If moving production still makes sense, you need to set up a plan for production transfer. It is not as simple as pressing a button. The product, if it is unique and has never been made in that new production facility, needs to go through the same process validation steps as the first time it was launched. And the process is heavier in regulated industries, for instance when it comes to medical devices.
What if your current supplier(s) cannot help you relocate production? You need to study the practicality and feasibility of moving production to a new supplier. You will need to identify and qualify that new supplier.
Oh, and what if you operate your own manufacturing facility and you need to move it to a new country? Setting up a new factory is a big project in itself, and I’d suggest you read MTG’s plant relocation guide.
5. Reshoring
Another type of relocation is ‘reshoring’ of manufacturing – in effect, bringing it to the USA.
I tend to show this option as a separate branch in the flowchart because it involves very different preparations than relocating to another relatively low-cost country.
Reshowing production does not mean the whole supply chain will be scrapped and everything will be sourced from the USA. That might not be realistic, and it might not even be possible.
The first step, again, is to study the feasibility of this move.
If a lot of assembly is to take place in a high-wage country, you might also need to redesign the product and follow the principles of DFMA (Design For Manufacturing & Assembly).
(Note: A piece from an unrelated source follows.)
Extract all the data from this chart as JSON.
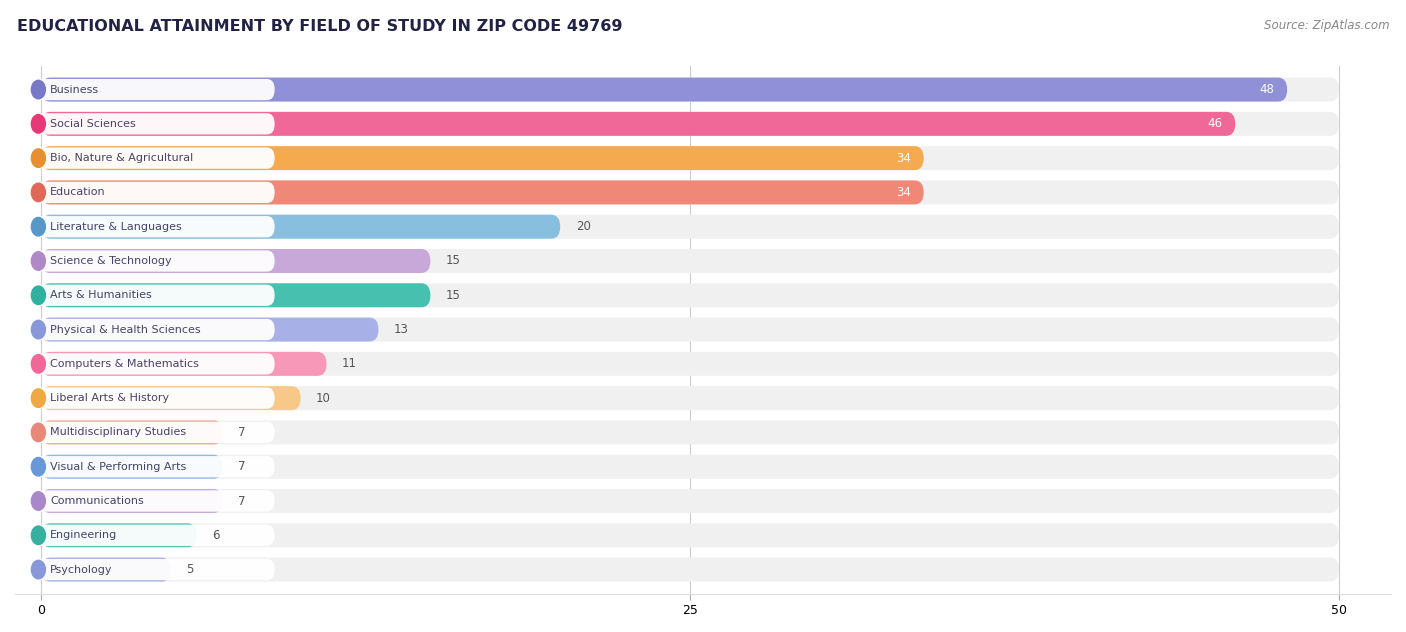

This way, you might be able to reduce the time it takes to assemble the product by a factor of 2 to 5, and that might make the move economically possible.
In other cases, you might have to purchase subassemblies and components from your current supplier base and do the final assembly work in the USA. Let me suggest a few words of caution on this topic:
- Those components and he subassemblies might be affected by tariffs at some point.
- You might get in trouble with the US Customs and Border Protection Administration if you do not carry out what they consider ‘substantial transformation’ in the USA.
Another benefit of DFMA is that, if you redesign the product so that manual assembly is easier, it also makes automation easier.
This brings us to the sixth option you might consider…
6. Rethinking your product design or manufacturing processes
Once you rethink your product design and/or the manufacturing processes behind it, you might find an enormous potential for cost savings.
In many cases, the manufacturing operations are far from the optimal level of efficiency one could expect, and some consultants can help you evaluate the cost savings you can realize both in assembly and in the other manufacturing processes. (Unfortunately, that’s only if you have visibility over, and access to, your supply chain.)
Another type of improvement has to do with the product design. You can engage in what they call ‘value analysis’ and ‘value engineering’. For example, you might have noticed that the back of most IKEA cabinets is made of rather flimsy materials. That’s a way of cutting costs where customers don’t really mind. IKEA has shaved costs wherever it makes sense, and their customers are usually not complaining about it. Actually, their customers are happy because these costs savings have been passed along to them.
In summary
To summarize, there are some actions you can take in the short term to deal with the USA tariffs, but you may also have to make heavy decisions that you will have to commit to for the long term.
The right path for you depends on your business, of course. If you purchase a high-volume product that has a long expected lifetime, investing in redesigning it may make a lot of sense. Doing that on several various products that are purchased in relatively low volume might prove impossible.